Sorry, I'm not eatin' no worms! lol


----------



## Guest (Jun 25, 2008)

football mom said:


> Sorry, I'm not eatin' no worms! lol


Well there's insects in chocolate and feces in fast food burgers... Not kidding...

~Ed


----------



## football mom (Feb 19, 2006)

Just don't tell me there's worms in whatever it is. 
Does anyone remember the movie "Soylent Green"?


----------



## dogofwar (Apr 5, 2004)

I feed earthworm, actually "red" worms which are a little smaller and more heat tolerant, to my cichlids and other fish that are large enough to eat them.

I get them from my local bait store, quickly rinse them, cut them into pieces (for smaller fish), and drop them into the tank...where they are devoured.

I feed them as a conditioning food for CA/SA cichlids a couple of times per week...and also to large haps (like venutus, livingstoni, etc.). They'll help females recover weight and strength much more quickly than other foods.

I'm also a fan of "superworms", which are beetle larvae...


----------



## Binner (Jul 20, 2007)

Thanks so much for the replys, I think I will feed them one or twice a week.


----------



## dogofwar (Apr 5, 2004)

If you're conditioning, then you can feed them more than that...


----------



## football mom (Feb 19, 2006)

Can you feed large carnivores mealworms?


----------



## BenHugs (Jan 13, 2007)

Thats great news to see how good worms are for fish (depending on species) because that's all my Elipsifer eel will eat.
A tip for anyone serving them as an aquarium treat I put them live into the freezer to kill them, then once frozen they can be easily broken up into the size you need.


----------



## Binner (Jul 20, 2007)

If you're conditioning, then you can feed them more than that...
Sorry I dont understand, what does that mean?


----------



## BenHugs (Jan 13, 2007)

I think when they say conditioning it's to get the fish into breeding mode??????


----------



## dogofwar (Apr 5, 2004)

Correct - getting them ready for breeding, showing, recovering from breeding, etc.

Large carnivores will go nuts for earthworms (or superworms).

Some people feed superworms flake food to gut load them prior to feeding.

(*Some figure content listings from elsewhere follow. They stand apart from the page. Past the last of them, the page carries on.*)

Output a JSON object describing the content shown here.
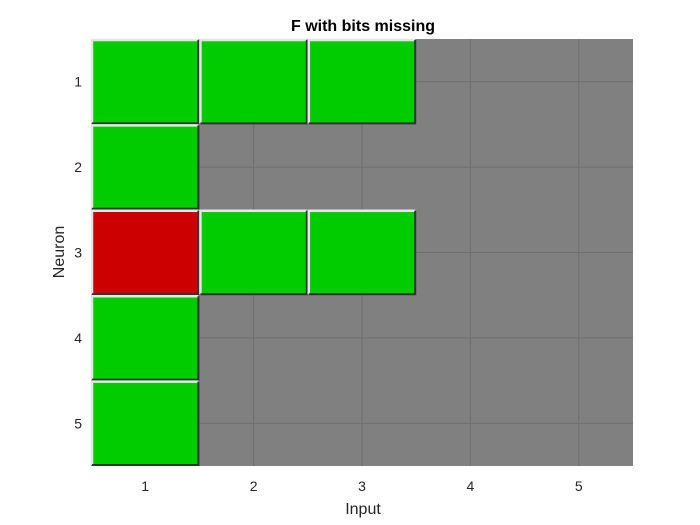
{
  "chart_data": {
    "type": "heatmap",
    "title": "F with bits missing",
    "xlabel": "Input",
    "ylabel": "Neuron",
    "x_ticks": [
      "1",
      "2",
      "3",
      "4",
      "5"
    ],
    "y_ticks": [
      "1",
      "2",
      "3",
      "4",
      "5"
    ],
    "xlim": [
      0.5,
      5.5
    ],
    "ylim": [
      0.5,
      5.5
    ],
    "y_direction": "reverse",
    "grid": true,
    "cells": [
      {
        "neuron": 1,
        "input": 1,
        "state": "on"
      },
      {
        "neuron": 1,
        "input": 2,
        "state": "on"
      },
      {
        "neuron": 1,
        "input": 3,
        "state": "on"
      },
      {
        "neuron": 2,
        "input": 1,
        "state": "on"
      },
      {
        "neuron": 3,
        "input": 1,
        "state": "error"
      },
      {
        "neuron": 3,
        "input": 2,
        "state": "on"
      },
      {
        "neuron": 3,
        "input": 3,
        "state": "on"
      },
      {
        "neuron": 4,
        "input": 1,
        "state": "on"
      },
      {
        "neuron": 5,
        "input": 1,
        "state": "on"
      }
    ],
    "colors": {
      "background": "#808080",
      "grid": "#6e6e6e",
      "on": "#00cc00",
      "error": "#cc0000",
      "highlight": "#e6e6e6",
      "shadow": "#333333"
    }
  }
}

Great tip on freezing worms. I hate tearing live ones apart


----------



## lloyd (Aug 24, 2005)

dogofwar said:


> Great tip on freezing worms. I hate tearing live ones apart


 i'll try freezing them. sounds like a better option than 'tearing'  . or use a razor, if the fish you are feeding can't eat the whole thing, but still prefer some action.


----------